Dimas Mendes Jr. disse...

CARO PROFESSOR,
COMO LIDAR COM ESSA QUESTÃO SEM OBSERVARMOS, PELO MENOS NESTE CASO, A RELEVÂNCIA CLARA DA QUESTÃO POLÍTICA QUE ENVOLVE O CASO. PARECE CLARO QUE CERTAS ARTICULAÇÕES DE CUNHO NADA ANTROPOLÓGICO, IRÃO DEFENIR A SITUAÇÃO. A MEU VER, A VISÃO DO ANTROPOLÓGO NÃO DEVERIA IMISCUIR-SE DEMASIADAMENTE, PRIMEIRO PARA PRESERVAR A PRÓRPIA DISCIPLINA QUE TEM COMO OBJETO A ETNOGRAFIA/ ETNOLOGIA DOS POVOS EM QUESTÃO, E SEGUNDO POR QUE O FATO PEDE UMA ABORDAGEM A MEU VER MENOS SUBJETIVA E MAIS PRAGMÁTICA, LEVANDO EM CONTA AS ESPECIFICIDADES DO CASO. DA MESMA FORMA QUE A ANTROPOLOGIA TEVE QUE ENCONTRAR MEIOS DE DAR CONTA DA INTERPRETAÇÃO E SOLUÇÃO DE PROBLEMAS ESPECÍFICOS NOS QUAIS A METODOLOGIA E OS MODELOS ESTRANGEIROS NÃO SE ENCAIXAVAM, PARECE QUE O DILEMA POSTO PELO CASO CONCRETO, PÕE A POLÍTICA - ENQUANTO CIÊNCIA E MÉTODO - NA BERLINDA. NÃO ACHA?
OBRIGADO PELA ATENÇÃO.

Mércio P. Gomes disse...

Prezada animal político, A antropologia é uma ciência social cujos membros se esforçam o possível e o impossível para compreender seu objeto de estudo. Para isso, procura se identificar com esse objeto e o trata como sujeito cognoscente com quem se entra em diálogo. Por conseqüência, o antropólogo termina se identificando com seu Outro de tal forma que passa a lutar por ele. Daí é que, na questão indígena, os antropólogos vão além da objetividade e passam a vivenciar sua pesquisa e defender os interesses dos seus interlocutores.
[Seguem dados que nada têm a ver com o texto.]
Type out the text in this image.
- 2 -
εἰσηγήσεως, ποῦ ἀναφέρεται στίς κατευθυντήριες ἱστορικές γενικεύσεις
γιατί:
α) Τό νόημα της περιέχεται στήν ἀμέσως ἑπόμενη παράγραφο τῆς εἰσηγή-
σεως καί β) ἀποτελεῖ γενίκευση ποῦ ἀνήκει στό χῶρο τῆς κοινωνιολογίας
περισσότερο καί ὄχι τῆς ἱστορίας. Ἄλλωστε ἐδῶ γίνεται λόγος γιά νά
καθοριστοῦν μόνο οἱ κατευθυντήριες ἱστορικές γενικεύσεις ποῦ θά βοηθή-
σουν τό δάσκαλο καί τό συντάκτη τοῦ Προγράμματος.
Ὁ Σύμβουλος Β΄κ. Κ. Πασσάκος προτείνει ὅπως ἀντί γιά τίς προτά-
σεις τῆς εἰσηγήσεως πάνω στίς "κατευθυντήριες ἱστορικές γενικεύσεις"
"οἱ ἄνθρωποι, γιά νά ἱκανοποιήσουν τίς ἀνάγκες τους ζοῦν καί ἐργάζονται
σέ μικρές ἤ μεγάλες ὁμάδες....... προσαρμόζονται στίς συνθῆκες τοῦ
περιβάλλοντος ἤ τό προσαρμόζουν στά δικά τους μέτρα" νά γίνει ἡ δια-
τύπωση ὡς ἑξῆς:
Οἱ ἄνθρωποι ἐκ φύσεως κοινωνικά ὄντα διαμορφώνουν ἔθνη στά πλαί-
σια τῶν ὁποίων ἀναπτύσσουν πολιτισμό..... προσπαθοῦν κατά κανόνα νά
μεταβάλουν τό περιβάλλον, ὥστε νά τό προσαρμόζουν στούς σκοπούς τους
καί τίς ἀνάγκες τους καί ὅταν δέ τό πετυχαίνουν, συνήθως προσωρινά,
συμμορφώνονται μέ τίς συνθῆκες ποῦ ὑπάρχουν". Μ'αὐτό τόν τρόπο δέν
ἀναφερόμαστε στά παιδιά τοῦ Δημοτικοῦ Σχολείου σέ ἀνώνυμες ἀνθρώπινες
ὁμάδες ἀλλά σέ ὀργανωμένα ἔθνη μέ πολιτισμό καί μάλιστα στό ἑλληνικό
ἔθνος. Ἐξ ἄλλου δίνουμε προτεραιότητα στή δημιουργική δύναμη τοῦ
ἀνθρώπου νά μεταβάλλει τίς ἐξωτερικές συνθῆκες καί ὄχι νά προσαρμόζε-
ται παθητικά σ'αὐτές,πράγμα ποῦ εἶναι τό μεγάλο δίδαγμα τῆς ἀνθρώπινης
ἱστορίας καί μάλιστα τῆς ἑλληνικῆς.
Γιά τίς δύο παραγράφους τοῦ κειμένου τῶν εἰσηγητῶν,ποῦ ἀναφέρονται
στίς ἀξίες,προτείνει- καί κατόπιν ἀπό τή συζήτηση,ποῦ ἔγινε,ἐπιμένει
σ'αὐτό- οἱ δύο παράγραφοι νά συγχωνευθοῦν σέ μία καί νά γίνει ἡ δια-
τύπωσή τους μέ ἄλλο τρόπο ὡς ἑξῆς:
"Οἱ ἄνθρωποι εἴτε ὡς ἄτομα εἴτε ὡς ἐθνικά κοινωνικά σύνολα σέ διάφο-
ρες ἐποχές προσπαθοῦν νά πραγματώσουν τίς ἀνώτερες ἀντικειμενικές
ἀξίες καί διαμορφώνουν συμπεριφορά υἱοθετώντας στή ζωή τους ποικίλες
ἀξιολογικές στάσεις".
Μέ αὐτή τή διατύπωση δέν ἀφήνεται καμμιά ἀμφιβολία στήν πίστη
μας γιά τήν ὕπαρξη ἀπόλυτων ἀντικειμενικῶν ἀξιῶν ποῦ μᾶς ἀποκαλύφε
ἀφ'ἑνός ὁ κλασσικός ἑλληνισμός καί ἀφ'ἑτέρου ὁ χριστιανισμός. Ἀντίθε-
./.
No Brasil a antropologia tem sido assim desde Curt Nimuendaju e não há como fugir a esse modelo. No caso Raposa Serra do Sol, a defesa do caso passa por cima de sutilezas que poderiam ser contestadas. Eis o que o STF está para fazer: realçar essas sutilezas de interpretação e decidir sobre a sua justiça. Abraço, Mércio

Dimas Mendes Jr. disse...

OI PROFESSOR,
O QUE SE PODE ESPERAR DO STF, SE OS EGRÉGIOS MINISTROS AO TENTAREM SALIENTAR AS SUTILEZAS A QUE VOCÊ SE REFERE, TEM COMO PARÂMETROS UMA NOÇÃO DISTINTA DA DOS ANTROPÓLOGOS OU DAS PESSOAS QUE INDEPENDENTEMENTE DE SUA OPINIÃO PARTICIPAM ATIVAMENTE DA QUESTÃO? NA VERDADE UMA DAS PRIMEIRAS LIÇÕES NA FACULDADE DE DIREITO É A DISTINÇÃO QUE SE FAZ ENTRE VERDADE REAL E VERDADE PROCESSUAL. UM PROCESSO TEM POR OBJETIVO ENCONTRAR RESPOSTA À UM LITÍGIO, UMA QUESTÃO JURÍDICA, O QUE EMPOBRECE E REDUZ PERIGOSAMENTE A QUESTÃO NA QUAL SE INSERE O DEBATE. É POR ISSO QUE LHE ESCREVI QUESTIONANDO A IMPORTÂNCIA DA POLÍTICA EXATAMENTE NESTE MOMENTO. UMA COISA SÃO OS "SELVAGENS DA FLORESTA", OUTRA COISA BEM DIFERENTE SÃO OS SELVAGENS DE BRASÍLIA , NÃO ACHA?
UM ABRAÇO E OBRIGADO PELA ATENÇÃO.

Dimas Mendes Jr. disse...

EU DE NOVO...
SE HOUVER A POSSIBILIDADE E O INTERESSE SERIA MOTIVO DE HONRA TER SUA VISITA NO MEU BLOG. SOU ESTUDANTE DA ESCOLA DE SOCIOLOGIA E POLITICA DE SÃO PAULO E ME INTERESSO POR QUESTÕES QUE POSSIBILITEM A INTERDISCIPLINARIDADE DA HERMENÊUTICA E PRA MIM JÁ É DE UMA VALIA INDESCRITÍVEL PODER CONVERSAR COM ALGUÉM DO SEU GABARITO.